Defensive contribution: none.

Offensive contribution: forcing three cyclists into a near-death group therapy session.

2) The Bag-on-a-Seat BVG Philosopher — 2/10

Treats public transit like Foucault’s panopticon: sits guarding their tote bag as if the entire carriage is a surveillance apparatus designed to steal their organic oranges.

When challenged, delivers a stiff resistance monologue about “boundaries.” Hard to swallow, but somehow they do it loudly.

3) The Späti Cash-Only Traditionalist — 8/10

A defensive rock. Refuses contactless payments with the purity of Adorno refusing joy.
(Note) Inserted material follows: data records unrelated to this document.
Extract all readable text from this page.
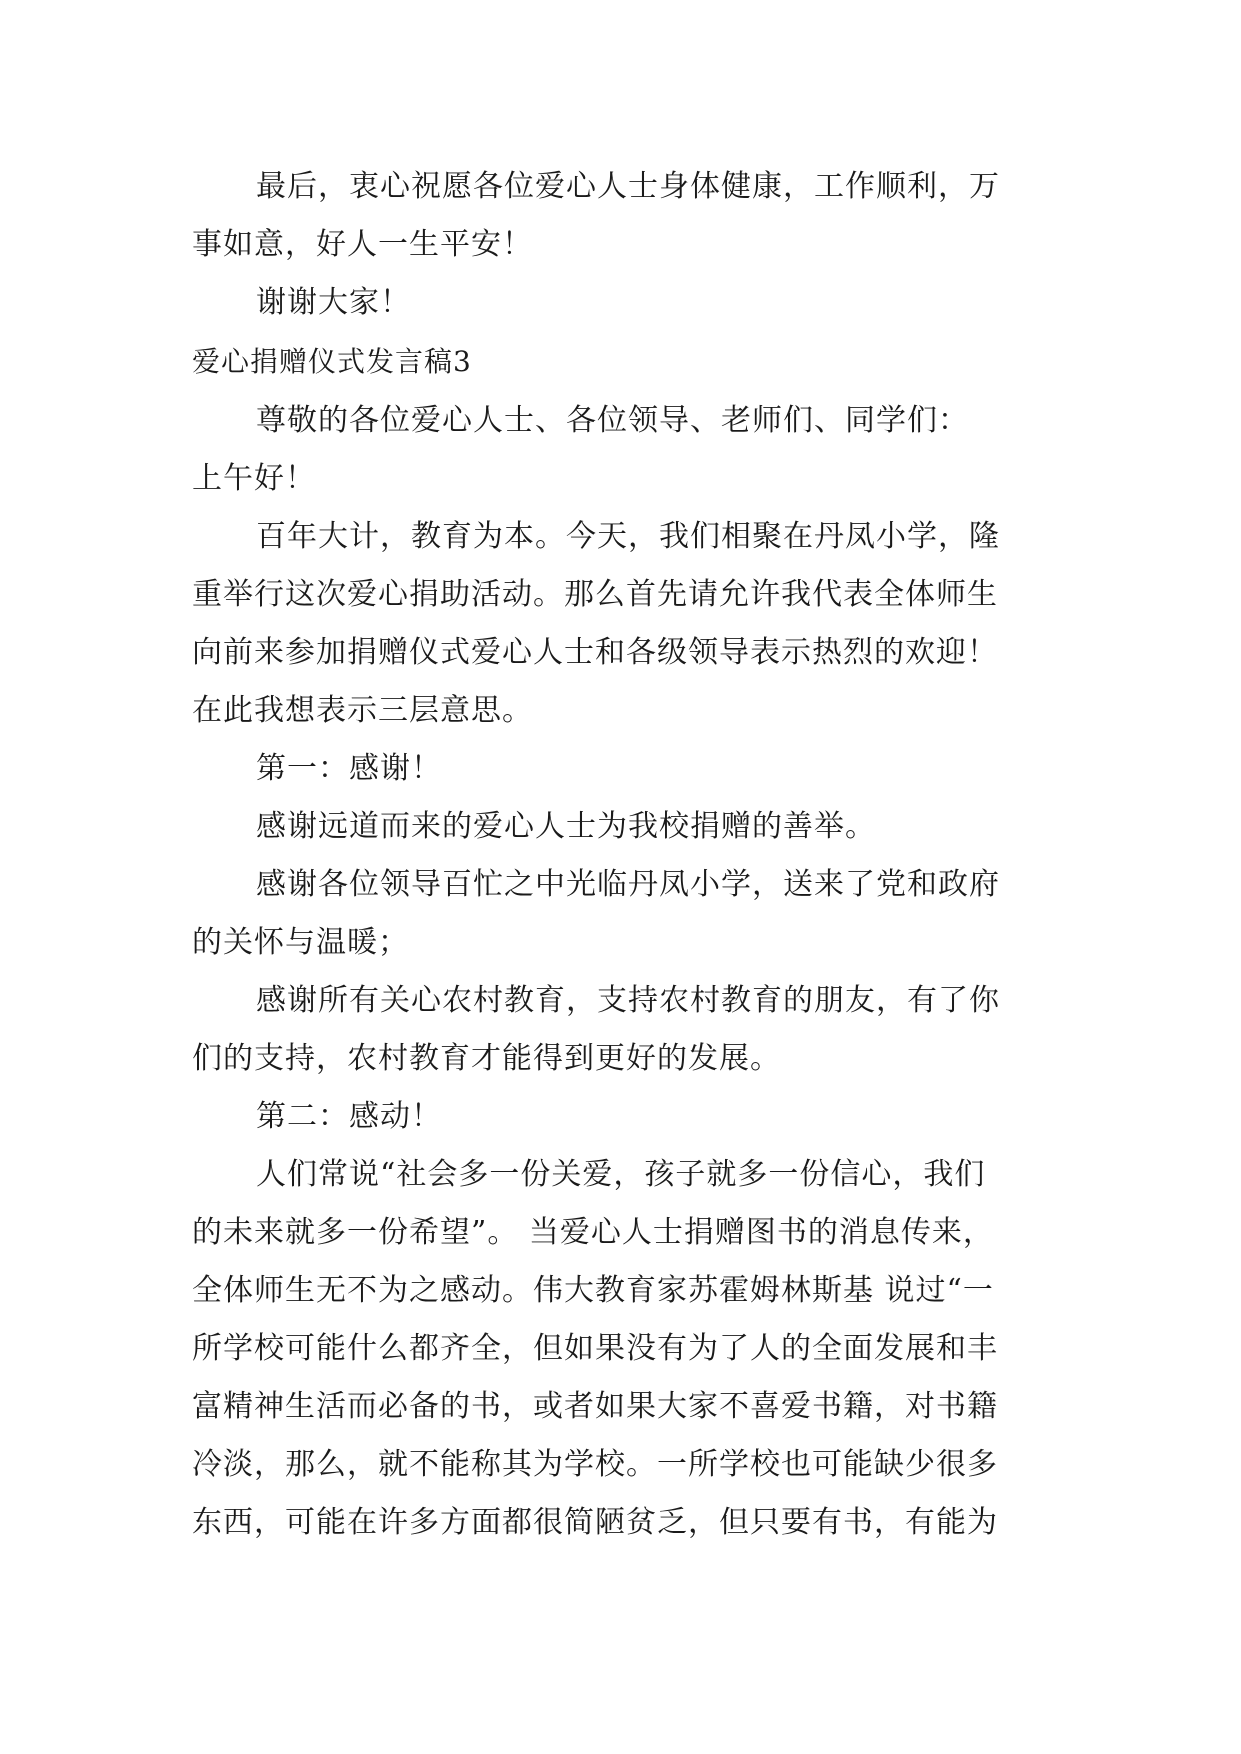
最后，衷心祝愿各位爱心人士身体健康，工作顺利，万
事如意，好人一生平安！
谢谢大家！
爱心捐赠仪式发言稿3
尊敬的各位爱心人士、各位领导、老师们、同学们：
上午好！
百年大计，教育为本。今天，我们相聚在丹凤小学，隆
重举行这次爱心捐助活动。那么首先请允许我代表全体师生
向前来参加捐赠仪式爱心人士和各级领导表示热烈的欢迎！
在此我想表示三层意思。
第一：感谢！
感谢远道而来的爱心人士为我校捐赠的善举。
感谢各位领导百忙之中光临丹凤小学，送来了党和政府
的关怀与温暖；
感谢所有关心农村教育，支持农村教育的朋友，有了你
们的支持，农村教育才能得到更好的发展。
第二：感动！
人们常说“社会多一份关爱，孩子就多一份信心，我们
的未来就多一份希望”。 当爱心人士捐赠图书的消息传来，
全体师生无不为之感动。伟大教育家苏霍姆林斯基 说过“一
所学校可能什么都齐全，但如果没有为了人的全面发展和丰
富精神生活而必备的书，或者如果大家不喜爱书籍，对书籍
冷淡，那么，就不能称其为学校。一所学校也可能缺少很多
东西，可能在许多方面都很简陋贫乏，但只要有书，有能为
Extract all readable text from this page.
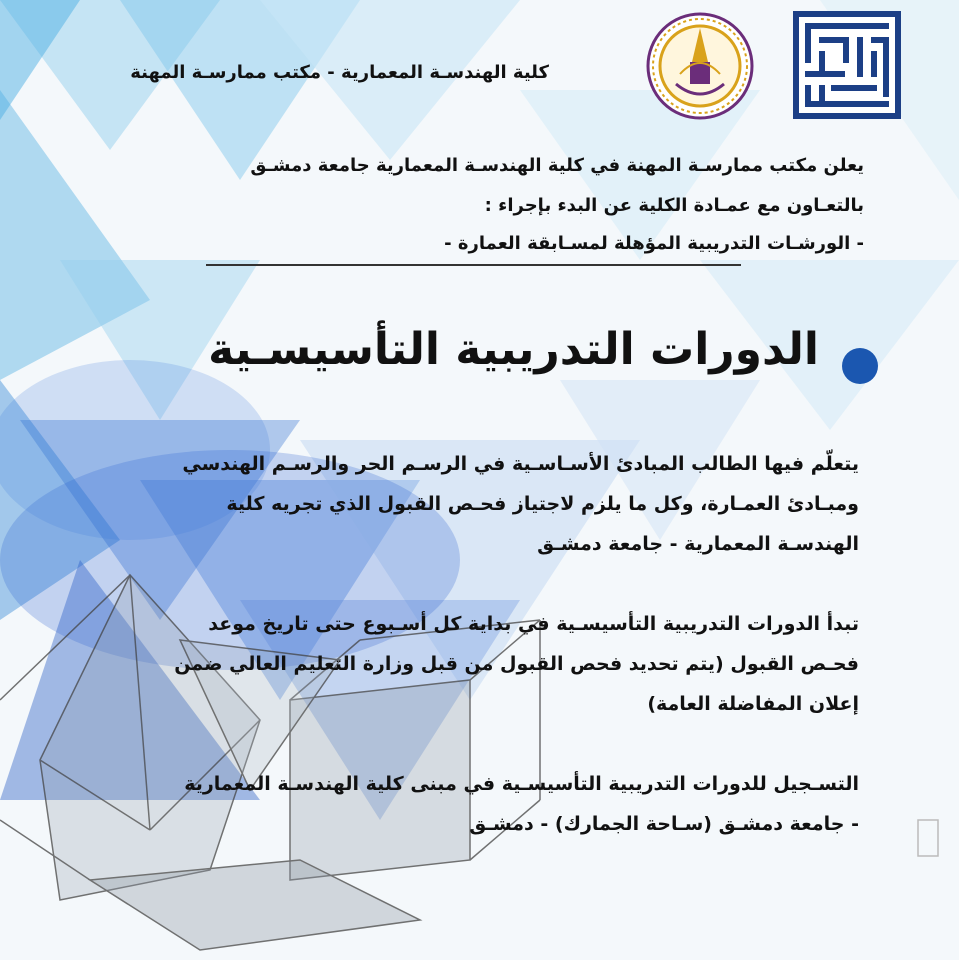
كلية الهندسـة المعمارية - مكتب ممارسـة المهنة
يعلن مكتب ممارسـة المهنة في كلية الهندسـة المعمارية جامعة دمشـق
بالتعـاون مع عمـادة الكلية عن البدء بإجراء :
- الورشـات التدريبية المؤهلة لمسـابقة العمارة -
الدورات التدريبية التأسيسـية
يتعلّم فيها الطالب المبادئ الأسـاسـية في الرسـم الحر والرسـم الهندسي
ومبـادئ العمـارة، وكل ما يلزم لاجتياز فحـص القبول الذي تجريه كلية
الهندسـة المعمارية - جامعة دمشـق
تبدأ الدورات التدريبية التأسيسـية في بداية كل أسـبوع حتى تاريخ موعد
فحـص القبول (يتم تحديد فحص القبول من قبل وزارة التعليم العالي ضمن
إعلان المفاضلة العامة)
التسـجيل للدورات التدريبية التأسيسـية في مبنى كلية الهندسـة المعمارية
- جامعة دمشـق (سـاحة الجمارك) - دمشـق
Build-up play: lightning fast.

Finishing: hands you a warm beer and exact change like it’s a sacrament.

4) The “I’m Not Political, But…” Midfielder — 4/10

Controls the center of the conversation, loses possession instantly, then blames “the media,” “the youth,” or “a vibe.”
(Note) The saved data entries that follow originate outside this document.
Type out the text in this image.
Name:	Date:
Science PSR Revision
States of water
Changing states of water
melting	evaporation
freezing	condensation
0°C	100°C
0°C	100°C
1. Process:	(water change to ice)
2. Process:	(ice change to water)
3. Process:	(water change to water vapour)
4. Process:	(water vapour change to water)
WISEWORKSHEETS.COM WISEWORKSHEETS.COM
Claims to have read Derrida but can’t deconstruct a recycling label.

5) The Late-Minute Roommate Who “Just Needs 10 Minutes” — Ljubicic Energy: 9/10

Arrives at the last possible second with groceries, chaos, and a story that doesn’t add up. Saves the household anyway because they somehow found toilet paper during an existential shortage.

A classic Berlin substitution: questionable decision-making, miraculous impact.
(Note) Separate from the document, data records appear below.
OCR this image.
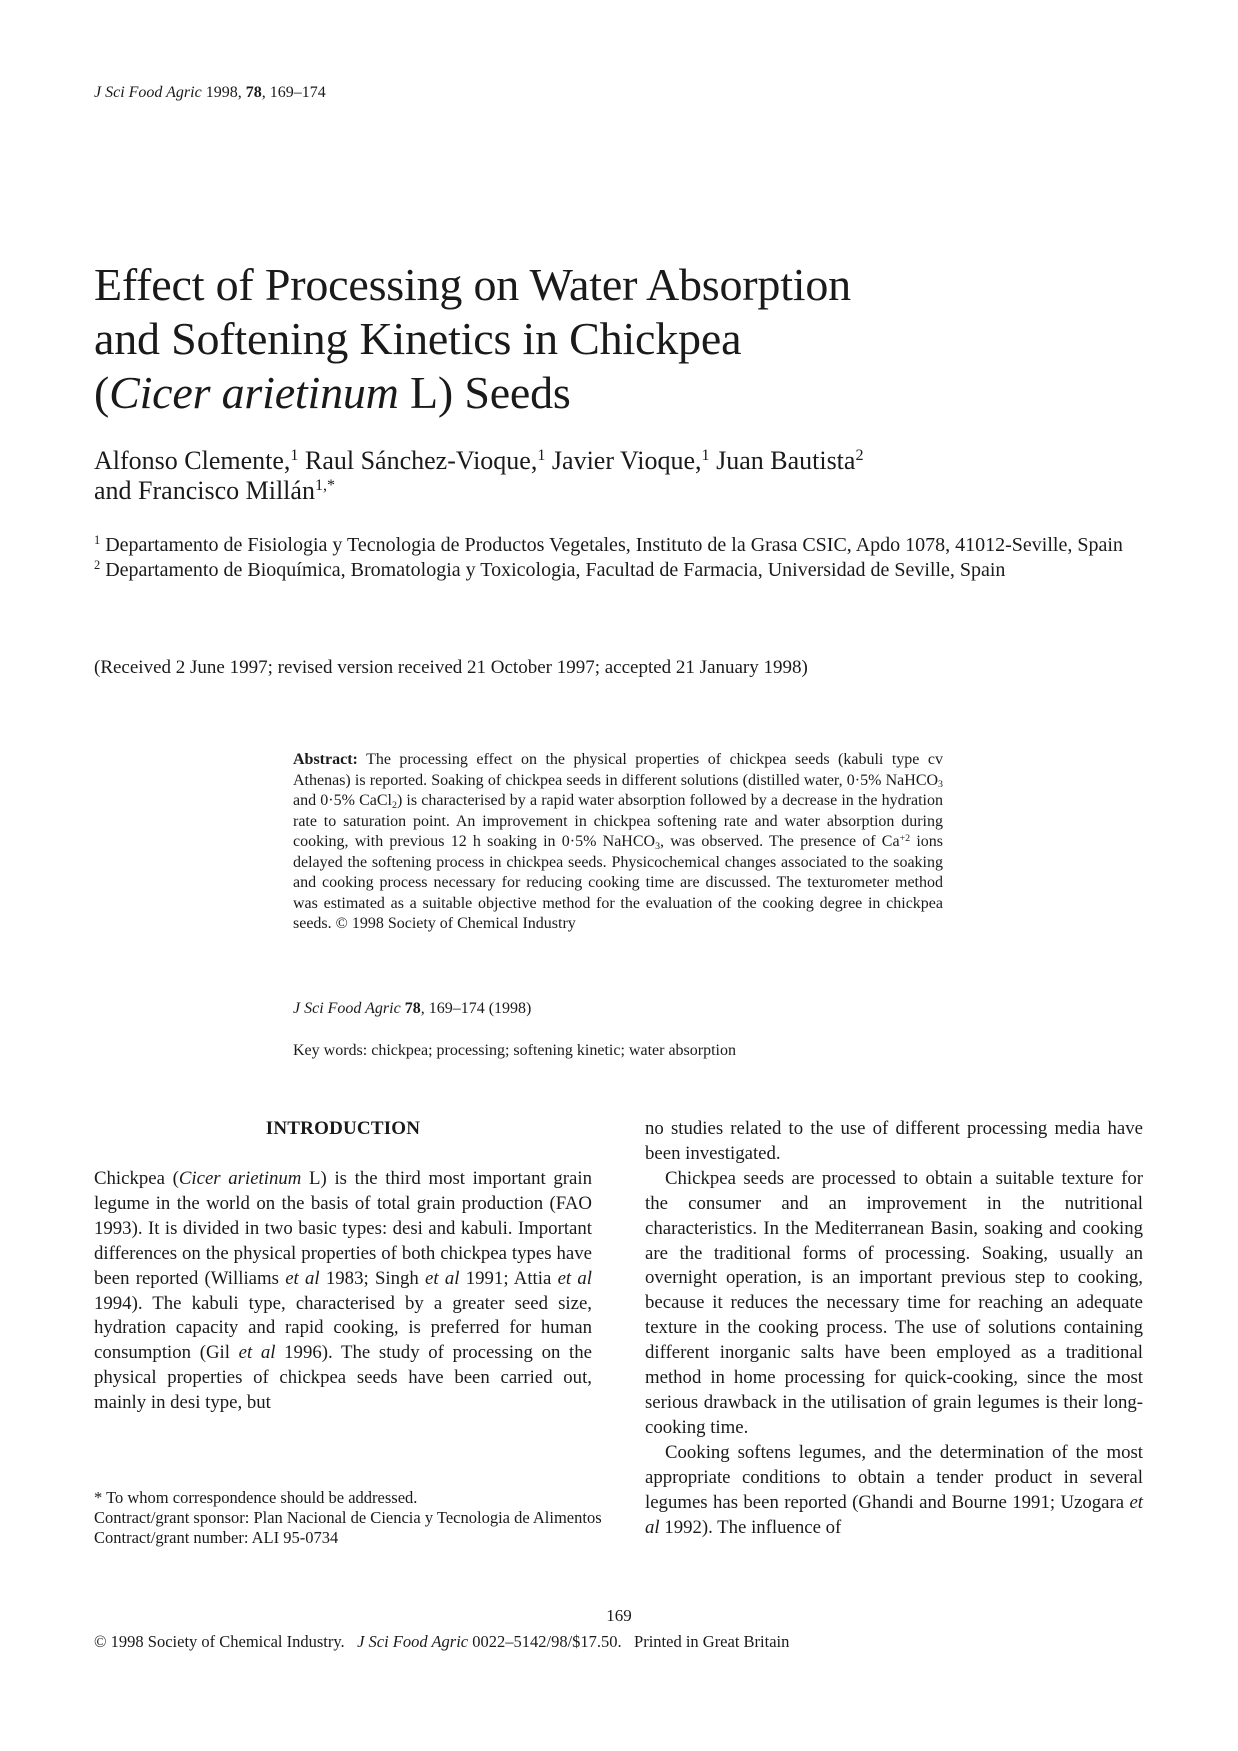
J Sci Food Agric 1998, 78, 169–174
Effect of Processing on Water Absorption
and Softening Kinetics in Chickpea
(Cicer arietinum L) Seeds
Alfonso Clemente,$^1$ Raul Sánchez-Vioque,$^1$ Javier Vioque,$^1$ Juan Bautista$^2$
and Francisco Millán$^{1,*}$

$^1$ Departamento de Fisiologia y Tecnologia de Productos Vegetales, Instituto de la Grasa CSIC, Apdo 1078, 41012-Seville, Spain

$^2$ Departamento de Bioquímica, Bromatologia y Toxicologia, Facultad de Farmacia, Universidad de Seville, Spain

(Received 2 June 1997; revised version received 21 October 1997; accepted 21 January 1998)
Abstract: The processing effect on the physical properties of chickpea seeds (kabuli type cv Athenas) is reported. Soaking of chickpea seeds in different solutions (distilled water, 0·5% NaHCO$_3$ and 0·5% CaCl$_2$) is characterised by a rapid water absorption followed by a decrease in the hydration rate to saturation point. An improvement in chickpea softening rate and water absorption during cooking, with previous 12 h soaking in 0·5% NaHCO$_3$, was observed. The presence of $Ca^{+2}$ ions delayed the softening process in chickpea seeds. Physicochemical changes associated to the soaking and cooking process necessary for reducing cooking time are discussed. The texturometer method was estimated as a suitable objective method for the evaluation of the cooking degree in chickpea seeds. © 1998 Society of Chemical Industry
J Sci Food Agric 78, 169–174 (1998)
Key words: chickpea; processing; softening kinetic; water absorption
INTRODUCTION

Chickpea (Cicer arietinum L) is the third most important grain legume in the world on the basis of total grain production (FAO 1993). It is divided in two basic types: desi and kabuli. Important differences on the physical properties of both chickpea types have been reported (Williams et al 1983; Singh et al 1991; Attia et al 1994). The kabuli type, characterised by a greater seed size, hydration capacity and rapid cooking, is preferred for human consumption (Gil et al 1996). The study of processing on the physical properties of chickpea seeds have been carried out, mainly in desi type, but

no studies related to the use of different processing media have been investigated.

Chickpea seeds are processed to obtain a suitable texture for the consumer and an improvement in the nutritional characteristics. In the Mediterranean Basin, soaking and cooking are the traditional forms of processing. Soaking, usually an overnight operation, is an important previous step to cooking, because it reduces the necessary time for reaching an adequate texture in the cooking process. The use of solutions containing different inorganic salts have been employed as a traditional method in home processing for quick-cooking, since the most serious drawback in the utilisation of grain legumes is their long-cooking time.

Cooking softens legumes, and the determination of the most appropriate conditions to obtain a tender product in several legumes has been reported (Ghandi and Bourne 1991; Uzogara et al 1992). The influence of

* To whom correspondence should be addressed.

Contract/grant sponsor: Plan Nacional de Ciencia y Tecnologia de Alimentos

Contract/grant number: ALI 95-0734

169
© 1998 Society of Chemical Industry.   J Sci Food Agric 0022–5142/98/$17.50.   Printed in Great Britain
6) The Park Grill Sociologist — 6/10

Turns every informal gathering into Situationist psychogeography: “We’re reclaiming space,” they say, while colonizing the entire bench network with smoke.

Strong pressing, weak cleanup.

7) The Nighttime Balcony DJ (Unlicensed) — 5/10

A Baudrillard simulacrum of nightlife: the vibe of a club, none of the consent.

Penetrates the neighborhood soundscape with surprising force, then claims it’s “community.”

The Kung-Fu Köhn Problem: Flailing as a Lifestyle

Union’s kung-fu keeper is funny because it’s a professional losing their mind for 0.8 seconds.

In Wedding, it’s a municipal identity. We flail at:

  • delivery bikes
  • stroller traffic
  • our own ideals
  • the concept of “quiet hours,” which is treated like a rumor started by landlords

And just like in football, the crowd always thinks they could do better—despite having the cardio of a philosopher and the coordination of a hungover Bauhaus lamp.

Final Whistle

Union gets rated because sports fans can’t process emotion without numbers. Wedding gets rated because Berliners can’t process life without pretending it’s a critique in a graduate seminar.

This week’s Man of the Match goes to the person who quietly picked up someone else’s trash, didn’t post about it, and didn’t make it a brand. A freak occurrence—like a clean U8 seat, or a thought that doesn’t immediately become a podcast.